弟子入りしたいと告げたあと、部屋にひとり残されたぼくは、ジムが答えを持って戻ってくるのを、じっと待っていました。

 この清々しい部屋と、その窓から見える森の関係について説明するために、ジムのこれまでの人生について、ここで書いておく必要がありそうです。

 ジム・ブランデンバーグはアメリカ・ミネソタ州の南西の端にある、農場と草原に囲まれた町、ルヴァーンで生まれ育ちました。

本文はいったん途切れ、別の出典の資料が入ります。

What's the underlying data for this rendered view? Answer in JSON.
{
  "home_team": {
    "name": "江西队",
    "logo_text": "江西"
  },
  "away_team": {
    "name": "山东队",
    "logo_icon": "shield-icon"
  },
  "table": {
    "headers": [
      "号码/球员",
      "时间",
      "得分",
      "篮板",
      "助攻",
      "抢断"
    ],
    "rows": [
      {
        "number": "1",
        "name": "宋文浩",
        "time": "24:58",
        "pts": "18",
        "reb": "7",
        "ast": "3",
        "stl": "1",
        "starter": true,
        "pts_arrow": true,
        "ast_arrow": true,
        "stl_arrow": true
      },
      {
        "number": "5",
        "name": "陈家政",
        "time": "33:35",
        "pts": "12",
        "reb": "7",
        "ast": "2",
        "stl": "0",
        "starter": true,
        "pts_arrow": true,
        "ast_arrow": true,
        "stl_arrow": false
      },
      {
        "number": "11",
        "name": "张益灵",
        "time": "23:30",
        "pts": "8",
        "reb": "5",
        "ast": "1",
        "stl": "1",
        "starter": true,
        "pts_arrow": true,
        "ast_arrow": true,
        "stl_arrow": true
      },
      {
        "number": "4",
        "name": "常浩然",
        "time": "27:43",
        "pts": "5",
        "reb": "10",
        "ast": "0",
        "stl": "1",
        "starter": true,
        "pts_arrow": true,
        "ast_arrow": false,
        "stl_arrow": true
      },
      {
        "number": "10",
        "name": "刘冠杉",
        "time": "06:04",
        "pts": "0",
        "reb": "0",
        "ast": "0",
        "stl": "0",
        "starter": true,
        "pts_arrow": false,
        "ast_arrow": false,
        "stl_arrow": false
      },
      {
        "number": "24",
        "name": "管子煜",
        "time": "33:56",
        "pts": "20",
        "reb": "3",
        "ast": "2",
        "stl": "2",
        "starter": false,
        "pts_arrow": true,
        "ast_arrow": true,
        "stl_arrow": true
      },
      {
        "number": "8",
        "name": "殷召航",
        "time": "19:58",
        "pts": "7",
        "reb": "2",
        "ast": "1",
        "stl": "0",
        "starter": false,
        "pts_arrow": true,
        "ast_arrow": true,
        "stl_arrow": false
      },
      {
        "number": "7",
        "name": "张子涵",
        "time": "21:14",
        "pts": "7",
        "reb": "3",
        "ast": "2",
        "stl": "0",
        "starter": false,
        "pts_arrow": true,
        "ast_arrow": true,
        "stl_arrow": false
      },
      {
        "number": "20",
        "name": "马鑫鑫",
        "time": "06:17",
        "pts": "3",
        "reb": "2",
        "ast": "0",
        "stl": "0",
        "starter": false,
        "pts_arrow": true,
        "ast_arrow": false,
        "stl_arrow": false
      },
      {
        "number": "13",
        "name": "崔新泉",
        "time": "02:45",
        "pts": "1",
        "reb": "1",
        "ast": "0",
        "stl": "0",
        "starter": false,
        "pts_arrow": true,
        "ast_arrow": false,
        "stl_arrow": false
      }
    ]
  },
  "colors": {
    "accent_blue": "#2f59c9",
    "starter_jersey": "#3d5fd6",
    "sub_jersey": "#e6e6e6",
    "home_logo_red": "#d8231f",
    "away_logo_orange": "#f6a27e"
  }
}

 10代の頃から写真が趣味で、近くの農場や草原を舞台に、風景やそこに生息する野生動物の撮影に熱中していました。

 その後、ミネソタ大学ダルース校で美術史を学んだあと、故郷に戻り、地元の新聞『ウォーシントン・デイリー・グローブ』でフォト・ジャーナリストとしてのキャリアをスタートさせます。

 そこで10年以上働き、写真部長を担当するようになりましたが、その傍ら『ナショナル ジオグラフィック』に何度も企画を持ち込みました。

 本人から後に聞いた話では、当初は電話口でまったく相手にされず、何度も断られたそうです。

 しかし、33歳になったとき、ようやく企画が認められ、初めての記事を担当することになりました。